The scenario was fake — the suspected drunken driver was a fellow officer and the street scene was a set built in a Hollywood-style sound stage. It’s all part of a massive, across-the-board retraining ordered for the nation’s largest police force in the wake of last year’s fatal arrest of Eric Garner.
The Associated Press got an exclusive look at the New York Police Department’s three-day course that’s aimed at discouraging verbal abuse and needless physical force. The message to every one of the department’s 35,000 officers is, quite simply, keep cool.
Cynicism, condescension and complacency are a formula for escalating emotions that can put civilians — and officers’ careers — in harm’s way. As one instructor put it in a recent classroom session, “Once you put your hands on someone, you can’t go back.”
The instructors that day didn’t mention Garner, the unarmed black man from Staten Island whose videotaped death in a chokehold — a tactic banned by the NYPD more than 20 years ago — fueled loud protests against police. But the case hangs heavy over the retraining, as do the ongoing protests in Baltimore, where a black suspect died of a spinal cord injury after his April 12 arrest.
“We want to talk people into their cuffs,” said Lt. Suzanne St. Jacques, NYPD commanding officer for physical training and tactics. “We want to talk them down into compliance, de-escalate the situation. … The emphasis right now is the talk down before the takedown.”
Even when enforcing the law gets messy, officers “have to have a thick skin,” said First Deputy Police Commissioner Benjamin B. Tucker, who oversees the police academy.
“People will goad you. People will say things to you. Face it — not everybody loves a cop,” Tucker said. “But even when they don’t like you, you have a responsibility to respect them and leave them with their dignity even as you do your job.”
Over the three days at the department’s new $750 million police academy, officers start in the classroom with instruction on verbal techniques for calming down a combative suspect. The course emphasizes the human side of the job, reminding officers that policing is about helping people.
“A lot of times officers can forget why they came on the job, what brought them to this profession to begin with,” said another academy commander, Lt. Bobby Lorne Sheppard. “It’s a very noble profession.”
An entire day is spent in a gymnasium where instructors teach the latest tactics for taking down uncooperative suspects without putting pressure on the neck or chest.
Soon the academy will also introduce role-playing exercises, like the one with the drunken driver, using elaborate sets made to look like a grocery store, a subway station or a street scene.
The training is part of a broader effort by Police Commissioner William Bratton to mend the NYPD’s relationship with minority communities that were frayed by the previous administration’s widespread use of street stops — mainly of young men of color — as a tool to deter crime. Stop and frisks have steeply declined, and the department is revising the tactic with a federal monitor after a judge ruled it discriminated against minorities.
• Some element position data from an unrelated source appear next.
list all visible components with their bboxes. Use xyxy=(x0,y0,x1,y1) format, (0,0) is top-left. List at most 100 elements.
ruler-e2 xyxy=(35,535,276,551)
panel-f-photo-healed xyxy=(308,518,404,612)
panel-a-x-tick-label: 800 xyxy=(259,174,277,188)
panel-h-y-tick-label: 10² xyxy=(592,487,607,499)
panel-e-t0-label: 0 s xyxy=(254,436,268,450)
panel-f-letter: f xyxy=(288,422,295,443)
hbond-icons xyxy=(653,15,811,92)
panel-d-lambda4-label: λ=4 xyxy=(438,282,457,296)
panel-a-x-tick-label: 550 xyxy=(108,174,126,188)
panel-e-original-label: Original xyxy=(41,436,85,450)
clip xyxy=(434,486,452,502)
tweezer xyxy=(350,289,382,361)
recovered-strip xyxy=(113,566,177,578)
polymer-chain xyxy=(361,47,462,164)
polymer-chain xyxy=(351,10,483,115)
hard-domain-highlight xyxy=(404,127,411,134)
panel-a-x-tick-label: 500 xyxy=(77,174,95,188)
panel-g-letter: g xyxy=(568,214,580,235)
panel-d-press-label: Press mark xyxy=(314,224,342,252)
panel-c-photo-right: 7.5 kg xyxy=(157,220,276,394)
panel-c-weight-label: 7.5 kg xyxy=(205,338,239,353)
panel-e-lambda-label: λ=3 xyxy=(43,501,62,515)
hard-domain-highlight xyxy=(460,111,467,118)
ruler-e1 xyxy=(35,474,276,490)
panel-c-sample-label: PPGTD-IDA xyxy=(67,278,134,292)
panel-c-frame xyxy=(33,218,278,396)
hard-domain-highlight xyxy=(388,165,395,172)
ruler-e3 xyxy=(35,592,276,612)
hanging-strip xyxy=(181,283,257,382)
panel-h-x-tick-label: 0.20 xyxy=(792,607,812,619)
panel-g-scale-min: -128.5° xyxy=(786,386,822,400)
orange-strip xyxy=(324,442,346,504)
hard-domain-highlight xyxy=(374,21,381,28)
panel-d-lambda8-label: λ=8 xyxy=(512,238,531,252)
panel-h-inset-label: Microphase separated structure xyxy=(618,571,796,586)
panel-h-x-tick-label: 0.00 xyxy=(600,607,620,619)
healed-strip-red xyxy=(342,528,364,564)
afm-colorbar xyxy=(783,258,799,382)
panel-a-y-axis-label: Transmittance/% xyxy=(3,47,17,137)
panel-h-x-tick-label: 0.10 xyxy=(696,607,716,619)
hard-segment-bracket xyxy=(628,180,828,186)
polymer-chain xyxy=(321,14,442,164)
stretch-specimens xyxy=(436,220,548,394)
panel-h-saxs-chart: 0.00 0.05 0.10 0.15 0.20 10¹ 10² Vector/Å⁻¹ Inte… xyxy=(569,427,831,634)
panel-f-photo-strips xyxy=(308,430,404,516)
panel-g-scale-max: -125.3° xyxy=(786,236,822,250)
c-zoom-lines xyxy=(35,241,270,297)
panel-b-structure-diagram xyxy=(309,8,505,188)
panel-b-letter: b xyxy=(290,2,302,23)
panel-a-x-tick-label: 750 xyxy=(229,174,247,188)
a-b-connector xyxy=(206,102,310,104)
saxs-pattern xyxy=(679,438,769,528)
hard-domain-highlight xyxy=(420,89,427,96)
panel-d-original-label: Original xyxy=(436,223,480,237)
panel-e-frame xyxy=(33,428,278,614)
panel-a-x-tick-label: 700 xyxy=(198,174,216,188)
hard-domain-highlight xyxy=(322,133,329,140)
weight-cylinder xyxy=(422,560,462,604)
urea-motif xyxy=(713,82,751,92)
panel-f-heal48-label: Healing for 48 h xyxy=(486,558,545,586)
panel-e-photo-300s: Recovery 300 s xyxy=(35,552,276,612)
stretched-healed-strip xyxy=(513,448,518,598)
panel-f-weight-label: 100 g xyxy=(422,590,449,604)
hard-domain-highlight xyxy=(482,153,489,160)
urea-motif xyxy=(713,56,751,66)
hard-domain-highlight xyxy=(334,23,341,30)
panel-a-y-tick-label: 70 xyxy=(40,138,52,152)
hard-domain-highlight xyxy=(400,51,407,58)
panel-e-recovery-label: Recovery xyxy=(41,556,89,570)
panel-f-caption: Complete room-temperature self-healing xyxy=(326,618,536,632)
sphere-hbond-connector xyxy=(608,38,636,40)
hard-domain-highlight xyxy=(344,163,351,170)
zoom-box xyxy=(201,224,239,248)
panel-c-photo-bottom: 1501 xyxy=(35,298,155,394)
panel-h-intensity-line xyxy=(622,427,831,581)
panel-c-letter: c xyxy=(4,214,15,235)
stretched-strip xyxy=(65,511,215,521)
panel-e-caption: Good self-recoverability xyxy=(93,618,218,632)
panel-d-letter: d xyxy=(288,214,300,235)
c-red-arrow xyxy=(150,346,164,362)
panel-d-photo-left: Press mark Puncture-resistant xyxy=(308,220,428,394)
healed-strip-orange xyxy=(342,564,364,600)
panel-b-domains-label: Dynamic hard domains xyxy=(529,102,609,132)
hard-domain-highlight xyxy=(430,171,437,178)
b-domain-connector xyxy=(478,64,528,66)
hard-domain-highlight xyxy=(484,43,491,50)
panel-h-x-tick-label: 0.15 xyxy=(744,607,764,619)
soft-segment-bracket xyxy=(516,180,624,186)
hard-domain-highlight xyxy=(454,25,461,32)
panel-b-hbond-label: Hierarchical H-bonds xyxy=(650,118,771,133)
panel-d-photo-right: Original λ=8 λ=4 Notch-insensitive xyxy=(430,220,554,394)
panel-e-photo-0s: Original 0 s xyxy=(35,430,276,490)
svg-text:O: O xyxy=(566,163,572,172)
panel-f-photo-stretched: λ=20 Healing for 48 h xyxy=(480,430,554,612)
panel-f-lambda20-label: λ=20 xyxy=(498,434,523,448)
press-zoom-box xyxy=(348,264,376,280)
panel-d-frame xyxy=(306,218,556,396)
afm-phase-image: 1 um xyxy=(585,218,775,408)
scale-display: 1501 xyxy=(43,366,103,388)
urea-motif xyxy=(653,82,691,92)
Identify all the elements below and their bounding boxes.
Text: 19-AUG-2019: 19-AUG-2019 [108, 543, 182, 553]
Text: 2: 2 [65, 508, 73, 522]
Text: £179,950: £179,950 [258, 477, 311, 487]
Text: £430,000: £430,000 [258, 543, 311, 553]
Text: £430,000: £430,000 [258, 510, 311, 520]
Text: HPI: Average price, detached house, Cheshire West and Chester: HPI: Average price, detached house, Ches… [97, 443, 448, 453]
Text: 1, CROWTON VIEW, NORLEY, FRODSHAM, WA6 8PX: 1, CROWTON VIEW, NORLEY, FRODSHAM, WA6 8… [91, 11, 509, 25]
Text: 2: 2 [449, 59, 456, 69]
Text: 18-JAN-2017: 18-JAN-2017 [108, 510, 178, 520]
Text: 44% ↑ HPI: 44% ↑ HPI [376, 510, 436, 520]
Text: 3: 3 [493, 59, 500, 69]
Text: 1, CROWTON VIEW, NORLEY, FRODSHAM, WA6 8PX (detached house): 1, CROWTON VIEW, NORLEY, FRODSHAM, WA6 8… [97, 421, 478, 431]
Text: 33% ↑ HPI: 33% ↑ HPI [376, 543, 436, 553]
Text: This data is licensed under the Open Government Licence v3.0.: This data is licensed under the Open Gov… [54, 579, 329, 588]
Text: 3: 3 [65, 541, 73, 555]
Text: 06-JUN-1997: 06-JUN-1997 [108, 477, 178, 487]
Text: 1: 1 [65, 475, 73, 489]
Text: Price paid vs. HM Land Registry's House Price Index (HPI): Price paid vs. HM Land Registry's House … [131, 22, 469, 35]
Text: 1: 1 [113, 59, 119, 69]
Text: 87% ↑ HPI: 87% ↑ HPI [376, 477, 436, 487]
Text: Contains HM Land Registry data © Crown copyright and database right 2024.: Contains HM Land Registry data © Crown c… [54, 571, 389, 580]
“It’s both praiseworthy and indictable that they’re just getting around to this in 2015,” said Eugene O’Donnell, professor of police studies at John Jay College of Criminal Justice. “At least they’re admitting they need to do this.”
Still, some in the community worry the training will simply take the place of much-needed larger reform.
“Training is a positive step in the right direction, but ultimately it’s inadequate in dealing with the systemic breakdown when it comes to accountability,” said Monifa Bandele of Communities United for Police Reform, one of several groups that want laws to give watchdog agencies and prosecutors more power to investigate and punish officers if necessary.
The NYPD recently got another reminder of the potential pitfalls of seemingly mundane street encounters in the age of smartphones when a seasoned detective was videotaped cursing at an Uber cab driver who honked at the officer to get him to move his unmarked car. The detective — heard on tape imitating the driver’s foreign accent and asking, “How long have you been in this country?” — was placed on desk duty.
“As you might imagine, I was not happy,” Tucker said, when asked what he thought when he first viewed the video.
“We’re trying to mightily close this gap in our relations with the community, and every time an incident like that occurs, it sets us back a little bit more.”